Je propose donc à René Roussillon une hypothèse à mettre au travail : la coexcitation agirait sur l’oscillation des quantités d’investissements dans une unité de temps. Son action se porterait au niveau du principe plaisir/déplaisir dont l’application pourrait non seulement être retenue, retardée, mais aussi dédiée à l’investissement de la variation. Voire, comme ici, chez cette survivante, à une variété de perceptions et de représentations inélaborables autrement, et qui ont certainement permis la survie psychique.
Alain Ksensée
Et l’objet ?
dimanche 30 juin 2002
Ce n’est qu’un point particulier qui a surgi lors de la lecture du texte de René Roussillon : peut-on évoquer un masochisme sans “objet” ?
Marcel Catalan
Question de sens
samedi 6 juillet 2002
« Là-dessus elle releva sa manche parée d’hermine avec des gestes d’une grâce sauvage, et se mit à me frapper sur le dos. Je fus saisi d’un tremblement saccadé, le fouet pénétrait dans ma chair comme un couteau.
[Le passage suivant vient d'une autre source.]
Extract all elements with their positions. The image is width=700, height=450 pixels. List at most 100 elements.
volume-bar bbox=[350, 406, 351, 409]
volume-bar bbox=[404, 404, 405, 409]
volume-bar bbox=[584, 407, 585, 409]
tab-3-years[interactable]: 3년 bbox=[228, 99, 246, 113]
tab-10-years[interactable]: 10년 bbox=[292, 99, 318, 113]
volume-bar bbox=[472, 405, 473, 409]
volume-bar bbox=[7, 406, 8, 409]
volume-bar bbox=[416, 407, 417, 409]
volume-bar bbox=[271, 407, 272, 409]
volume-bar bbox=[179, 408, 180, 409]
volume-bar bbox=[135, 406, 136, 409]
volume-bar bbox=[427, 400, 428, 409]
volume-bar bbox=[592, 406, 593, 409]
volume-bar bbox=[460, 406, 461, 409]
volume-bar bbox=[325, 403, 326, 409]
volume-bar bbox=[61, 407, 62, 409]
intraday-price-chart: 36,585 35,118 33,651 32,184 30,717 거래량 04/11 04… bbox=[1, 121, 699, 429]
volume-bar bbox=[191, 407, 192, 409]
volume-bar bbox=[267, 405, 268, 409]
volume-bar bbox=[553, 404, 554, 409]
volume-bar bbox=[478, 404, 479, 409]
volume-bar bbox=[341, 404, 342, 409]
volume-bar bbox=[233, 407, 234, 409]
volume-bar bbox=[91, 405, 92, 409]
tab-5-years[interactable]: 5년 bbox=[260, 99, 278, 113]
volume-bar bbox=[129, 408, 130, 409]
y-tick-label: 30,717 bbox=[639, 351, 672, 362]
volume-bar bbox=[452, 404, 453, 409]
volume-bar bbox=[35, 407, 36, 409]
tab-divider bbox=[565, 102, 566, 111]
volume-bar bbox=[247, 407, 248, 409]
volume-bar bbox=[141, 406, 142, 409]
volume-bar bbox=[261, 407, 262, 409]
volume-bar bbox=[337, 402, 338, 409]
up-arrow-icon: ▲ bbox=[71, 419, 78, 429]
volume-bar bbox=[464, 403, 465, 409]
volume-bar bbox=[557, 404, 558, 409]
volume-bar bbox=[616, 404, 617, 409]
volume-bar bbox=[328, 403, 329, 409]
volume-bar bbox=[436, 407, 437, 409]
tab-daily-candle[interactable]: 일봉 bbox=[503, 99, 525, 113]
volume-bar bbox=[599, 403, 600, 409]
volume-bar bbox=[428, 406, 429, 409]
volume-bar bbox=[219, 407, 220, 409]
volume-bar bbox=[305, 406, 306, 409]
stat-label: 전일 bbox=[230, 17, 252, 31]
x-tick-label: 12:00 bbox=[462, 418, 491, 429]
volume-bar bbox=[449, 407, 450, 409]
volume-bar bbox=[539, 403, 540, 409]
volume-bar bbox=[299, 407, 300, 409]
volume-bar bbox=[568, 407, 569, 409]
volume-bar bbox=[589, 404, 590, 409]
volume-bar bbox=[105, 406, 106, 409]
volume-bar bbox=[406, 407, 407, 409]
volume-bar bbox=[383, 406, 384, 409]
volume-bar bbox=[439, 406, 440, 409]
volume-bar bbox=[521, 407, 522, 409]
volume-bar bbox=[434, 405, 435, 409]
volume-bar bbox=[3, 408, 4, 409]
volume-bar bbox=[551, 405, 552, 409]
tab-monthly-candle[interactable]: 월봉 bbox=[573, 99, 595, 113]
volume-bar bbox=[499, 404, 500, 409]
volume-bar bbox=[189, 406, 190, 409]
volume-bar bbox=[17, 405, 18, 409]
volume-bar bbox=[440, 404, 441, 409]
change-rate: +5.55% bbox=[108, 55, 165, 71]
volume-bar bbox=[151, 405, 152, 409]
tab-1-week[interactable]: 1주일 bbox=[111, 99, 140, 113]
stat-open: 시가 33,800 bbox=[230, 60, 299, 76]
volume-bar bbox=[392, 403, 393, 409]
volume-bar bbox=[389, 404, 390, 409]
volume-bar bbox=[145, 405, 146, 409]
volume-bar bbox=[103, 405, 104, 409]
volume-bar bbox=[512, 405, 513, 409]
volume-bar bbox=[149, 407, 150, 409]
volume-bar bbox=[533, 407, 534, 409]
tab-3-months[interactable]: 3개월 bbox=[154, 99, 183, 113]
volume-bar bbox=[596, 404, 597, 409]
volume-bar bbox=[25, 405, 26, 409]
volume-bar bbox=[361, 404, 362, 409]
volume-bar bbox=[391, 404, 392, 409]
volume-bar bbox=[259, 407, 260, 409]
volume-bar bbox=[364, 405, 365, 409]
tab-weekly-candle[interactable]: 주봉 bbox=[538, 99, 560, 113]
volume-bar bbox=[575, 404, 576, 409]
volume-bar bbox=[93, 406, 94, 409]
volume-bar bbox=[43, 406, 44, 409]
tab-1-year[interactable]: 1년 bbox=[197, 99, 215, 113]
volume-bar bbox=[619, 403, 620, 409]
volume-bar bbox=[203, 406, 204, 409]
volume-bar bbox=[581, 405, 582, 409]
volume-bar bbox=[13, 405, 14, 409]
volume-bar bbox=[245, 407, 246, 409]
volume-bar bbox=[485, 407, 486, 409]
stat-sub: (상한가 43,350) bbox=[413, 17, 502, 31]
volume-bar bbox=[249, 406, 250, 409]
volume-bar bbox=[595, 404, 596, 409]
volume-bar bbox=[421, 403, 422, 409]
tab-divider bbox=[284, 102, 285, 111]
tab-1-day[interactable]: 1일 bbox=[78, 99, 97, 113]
– Alors ça te plaît ? criait-elle.
Je me taisais.
– Attends seulement, que tu chiales comme un chien sous le fouet, menaça-t-elle.
En même temps elle avait recommencé à me fouetter. Les coups pleuvaient dru, d’une force effrayante, sur mon dos, sur mes bras, sur ma nuque. Je serrais les dents pour ne pas crier. Maintenant, elle me frappait au visage, j’étais inondé de sang chaud, mais elle, elle riait et continuait à me fouetter.
– Maintenant seulement je te comprends ! clamait-elle ; c’est vraiment une jouissance d’avoir un homme en son pouvoir de cette façon, et par-dessus le marché un homme qui vous aime…, car tu m’aimes, n’est -ce pas ? Non ? Je finirai par t’arracher les chairs, car chaque coup augmente mon plaisir ; mais tords-toi donc un peu, crie, gémis ! Ce n’est pas chez moi que tu trouveras de la pitié. »
Léopold Von Sacher Masoch La vénus à la fourrure, Edition Press Pocket 1990, p 119
« L’organisation des comportements masochistes, donc des formes de sexualité perverses, ne confronte pas à un “sadique” mais à un maître, ou plutôt une maîtresse, froide, cruelle, indifférente plus que “sadique”.